La potenza ottomana tornò ad essere aggressiva con il sultano Murad II (1421-1451). Il successore
di Manuele II, il figlio Giovanni VIII Paleologo (1425-1448) fu il terzo sovrano a recarsi in
Occidente per chiedere aiuto. Decise di giocarsi la carta dell’unificazione religiosa portandosi dietro
anche i membri del clero bizantino e, si aprì a Ferrara nel 1438 per chiudersi a Firenze nel 1439 un
concilio con la proclamazione dell’unione religiosa. Modeste le conseguenze, fu indetta però una
crociata promossa da papa Eugenio IV, che si mosse dall’Ungheria nel 1443, ma si risolse l’anno
successivo in un fallimento.
La crociata del 1443-1444, nota come crociata di Varna fu guidata da Ladislao III, dal voivoda di
Transilvania Giovanni Corvino Hunyadi, dal despota serbo Giorgio Branković, più il legato papale
Giuliano Cesarini. L’esercito era composto da circa 25.000 uomini, più 8.000 serbi, si addentrò in
Bulgaria e in Tracia e ottenne inizialmente brillanti vittorie. Le forze crociate poi dovevano partire
in direzione di Costantinopoli radunandosi a Varna sul mar Nero, dove dovevano essere trasportati
dai veneziani. Le operazioni navali e terrestri furono però mal coordinate, e i veneziani che
tardarono l’arrivo, nello stesso tempo non riuscirono a impedire a Murad II di traghettare al di là del
Bosforo un forte contingente di truppe asiatiche. Il 10 novembre del 1444 le forze turche, pari al
triplo di quelle crociate, affrontarono i crociati in prossimità di Varna. I cristiani combatterono
eroicamente, ma alla fine furono sbaragliati lasciando fra i morti il re Ladislao e il cardinal Cesarini;
pochi si salvarono.

La disfatta di Varna determinò la fine di Bisanzio. Nel 1448 morì Giovanni VIII, e il suo posto
passo al fratello Costantino XI Paleologo (1448-1453).

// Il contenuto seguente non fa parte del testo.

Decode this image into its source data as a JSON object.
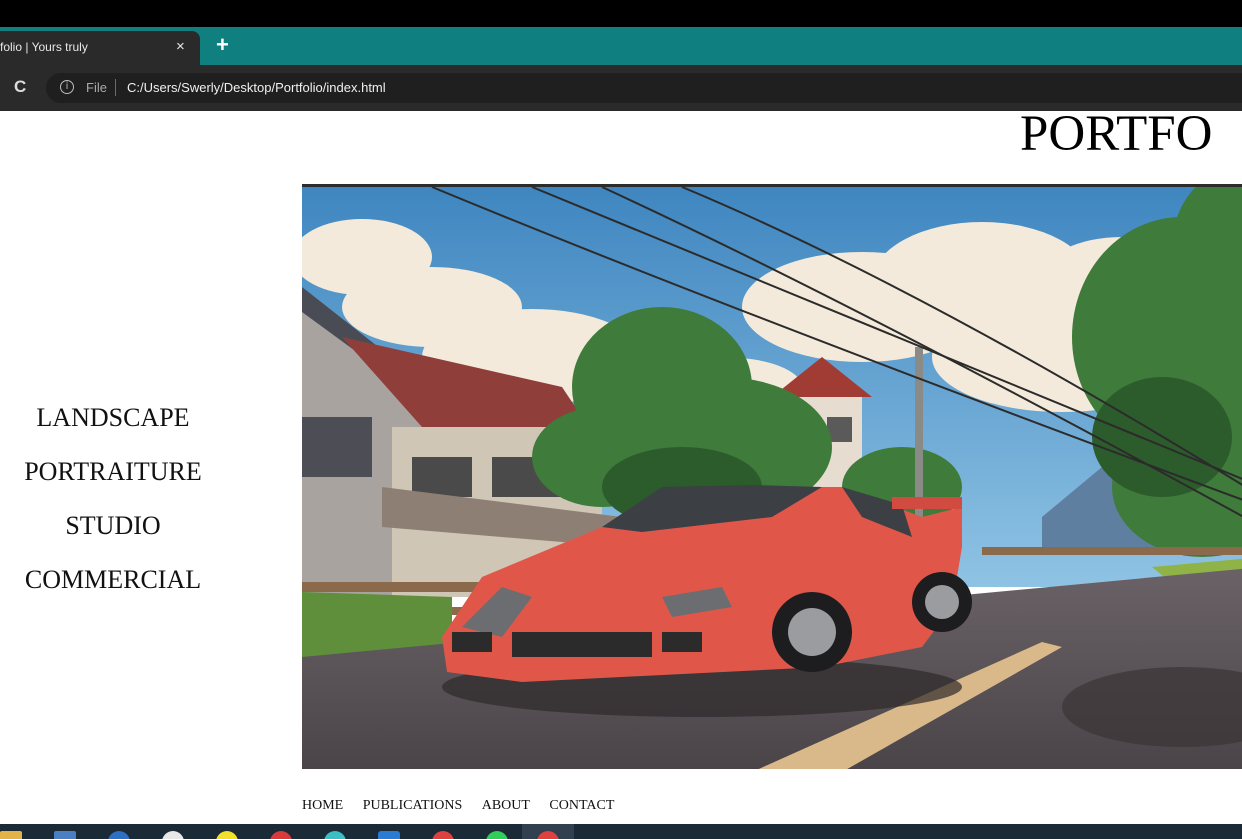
{
  "browser": {
    "tab_title": "folio | Yours truly",
    "tab_close": "×",
    "new_tab": "+",
    "reload": "C",
    "info": "i",
    "scheme": "File",
    "url": "C:/Users/Swerly/Desktop/Portfolio/index.html"
  },
  "page": {
    "title": "PORTFO",
    "side_nav": [
      "LANDSCAPE",
      "PORTRAITURE",
      "STUDIO",
      "COMMERCIAL"
    ],
    "bottom_nav": [
      "HOME",
      "PUBLICATIONS",
      "ABOUT",
      "CONTACT"
    ]
  },
  "colors": {
    "tab_strip": "#0f7f7f",
    "car": "#e0574a",
    "sky": "#4a8fc4"
  },
  "taskbar": {
    "icons": [
      "file-explorer-icon",
      "network-icon",
      "app-icon-blue",
      "app-icon-white",
      "app-icon-yellow",
      "app-icon-red",
      "app-icon-teal",
      "vscode-icon",
      "app-icon-red-2",
      "app-icon-green",
      "app-icon-active"
    ]
  }
}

La potenza ottomana era oramai incontenibile e dopo la sconfitta di Hunyadi che era rimasto in
armi nei Balcani, dopo di lui rimaneva solo Giorgio Castriota, detto Scanderbeg che si era ritirato
sulle montagne albanesi per proseguire la lotta.
La sorte dell’impero era comunque segnata, e con l’avvento di Maometto II nel 1451, dal forte
impulso espansionistico e deciso a chiudere i conti con l’impero bizantino, si era oramai giunti alla
fine.
Con un esercito forte di 150.000 uomini e di artiglierie pesanti Maometto II accerchiò
Costantinopoli praticamente abbandonata dall’Occidente e con una guarnigione di soli 7.000
uomini tra cui un contingente di veneziani guidati da Giovanni Giustiniani su cui ricadde l’onere di
comandare la difesa.
Il 29 maggio del 1453 Costantinopoli cadde e Costantino XI morì combattendo nella disperata
difesa della sua capitale. Con la conquista della città finì la storia di Bisanzio.